A beleza da carreira de coach executiva é poder aprender com os coachees ou clientes. Entender e apoiá-los nas vulnerabilidades. A grande maioria dos clientes enfrentam medos das mais várias formas. Medo de arriscar, medo de descobrir coisas que não querem descobrir, medo de enfrentar o julgamento de outros, medo de não ser considerado capaz, medo de viver uma vida que pode não ser melhor do que visualizaram e cair na mesma insatisfação que vivem hoje e por aí vai. Com os anos e com as minhas próprias experiências, sinto que consigo mostrar que existem opções que os façam ver a vida com menos medo.

Hoje, vejo a vida sob outros ângulos. Eu já vinha numa onda de me conhecer melhor, tomar decisões na direção onde pudesse ser mais feliz e, hoje, faço isso com mais certeza ainda. A vida está aqui, à nossa disposição. Nós podemos escolher como viver apesar de não termos o controle sobre nada. Essa experiência contribui hoje, também, para eu poder ser mais autêntica no que faço. Tenho mais convicção ainda que precisamos nos esforçar para trabalhar nosso próprio autoconhecimento. Entender o que nos faz bem, quais interesses e habilidades temos, quais pessoas queremos ter próximas a nós, quais são os nossos valores e buscar seguir todas essas descobertas sempre que possível.

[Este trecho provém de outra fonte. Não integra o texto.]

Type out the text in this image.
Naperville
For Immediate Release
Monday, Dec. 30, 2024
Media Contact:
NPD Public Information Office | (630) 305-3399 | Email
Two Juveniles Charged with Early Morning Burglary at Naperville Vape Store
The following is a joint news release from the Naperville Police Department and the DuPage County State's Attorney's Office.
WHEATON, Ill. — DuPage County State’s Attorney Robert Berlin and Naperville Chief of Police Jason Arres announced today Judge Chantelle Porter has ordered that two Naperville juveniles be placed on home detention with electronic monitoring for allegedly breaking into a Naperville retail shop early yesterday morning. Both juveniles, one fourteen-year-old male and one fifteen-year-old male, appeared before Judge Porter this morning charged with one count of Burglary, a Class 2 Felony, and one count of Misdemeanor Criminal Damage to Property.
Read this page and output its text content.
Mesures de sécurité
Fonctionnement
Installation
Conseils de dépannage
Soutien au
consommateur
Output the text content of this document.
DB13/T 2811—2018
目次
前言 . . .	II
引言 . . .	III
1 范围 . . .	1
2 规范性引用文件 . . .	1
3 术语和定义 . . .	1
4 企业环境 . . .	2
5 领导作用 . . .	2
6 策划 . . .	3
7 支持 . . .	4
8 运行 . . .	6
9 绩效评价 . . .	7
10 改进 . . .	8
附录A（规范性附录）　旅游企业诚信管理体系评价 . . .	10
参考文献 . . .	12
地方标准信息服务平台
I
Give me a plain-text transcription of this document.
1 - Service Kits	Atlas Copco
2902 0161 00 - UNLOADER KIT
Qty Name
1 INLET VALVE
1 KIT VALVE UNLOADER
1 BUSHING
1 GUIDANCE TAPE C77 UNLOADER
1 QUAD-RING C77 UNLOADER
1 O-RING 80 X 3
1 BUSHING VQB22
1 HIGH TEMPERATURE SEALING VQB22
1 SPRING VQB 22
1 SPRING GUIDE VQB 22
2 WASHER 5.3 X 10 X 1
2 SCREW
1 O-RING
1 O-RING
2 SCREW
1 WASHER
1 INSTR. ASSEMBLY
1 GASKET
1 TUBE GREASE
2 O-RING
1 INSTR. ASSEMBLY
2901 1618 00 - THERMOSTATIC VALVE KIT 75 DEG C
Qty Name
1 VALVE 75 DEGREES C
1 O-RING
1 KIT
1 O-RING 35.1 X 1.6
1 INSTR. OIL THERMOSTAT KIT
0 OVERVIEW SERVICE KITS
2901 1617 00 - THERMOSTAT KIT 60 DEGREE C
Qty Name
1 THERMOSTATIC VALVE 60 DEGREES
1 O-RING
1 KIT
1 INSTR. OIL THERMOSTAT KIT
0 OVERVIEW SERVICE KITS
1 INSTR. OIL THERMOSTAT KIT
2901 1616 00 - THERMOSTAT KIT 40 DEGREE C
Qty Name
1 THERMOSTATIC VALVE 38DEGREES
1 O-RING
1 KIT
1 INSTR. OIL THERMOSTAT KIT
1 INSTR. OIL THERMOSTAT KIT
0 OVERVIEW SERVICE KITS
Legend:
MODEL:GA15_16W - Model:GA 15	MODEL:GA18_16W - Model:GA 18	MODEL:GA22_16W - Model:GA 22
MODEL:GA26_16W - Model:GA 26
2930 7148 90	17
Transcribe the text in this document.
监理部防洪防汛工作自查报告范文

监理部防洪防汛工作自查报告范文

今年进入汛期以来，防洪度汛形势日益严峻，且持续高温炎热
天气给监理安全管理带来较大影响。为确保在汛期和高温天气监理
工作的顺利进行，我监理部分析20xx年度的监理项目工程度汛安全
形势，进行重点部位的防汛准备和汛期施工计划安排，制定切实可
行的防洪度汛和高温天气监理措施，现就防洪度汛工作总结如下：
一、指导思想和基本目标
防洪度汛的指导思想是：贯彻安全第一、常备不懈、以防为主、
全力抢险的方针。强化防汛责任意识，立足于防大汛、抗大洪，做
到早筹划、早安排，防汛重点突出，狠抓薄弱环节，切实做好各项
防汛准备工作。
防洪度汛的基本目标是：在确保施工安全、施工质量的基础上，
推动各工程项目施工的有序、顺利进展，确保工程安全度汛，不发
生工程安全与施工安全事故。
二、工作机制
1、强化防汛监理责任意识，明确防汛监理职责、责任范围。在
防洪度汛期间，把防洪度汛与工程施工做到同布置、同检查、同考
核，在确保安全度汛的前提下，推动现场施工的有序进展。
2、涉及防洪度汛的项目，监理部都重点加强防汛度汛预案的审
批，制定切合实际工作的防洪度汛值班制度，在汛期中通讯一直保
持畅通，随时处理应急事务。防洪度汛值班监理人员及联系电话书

Sim, a vida não é perfeita mesmo! Nem sempre tudo sai redondo e alinhado ao que pensamos. E isso faz parte da graça. São as nossas escolhas nos dão energia e o tão falado “empoderamento”

Ser capaz de conduzir a vida, ser dono dela tem todo um “tchan”. E isso requer um planejamento, arregaçar as mangas e trabalhar. Como falo para os meus coachees: boa parte da mudança vem da decisão de entrar no “modo ação”. Decidir fazer, sair do pensamento. Temos o poder da escolha, sempre ponderando as consequências possíveis para cada opção.

 

 

Patricia Serra, 48, é coach executiva e de equipes, fundadora da empresa TheWill2Grow e membro do International Coach Federation (ICF). Também é coautora do livro Felicidade Sustentável e do estudo que deu origem a ele.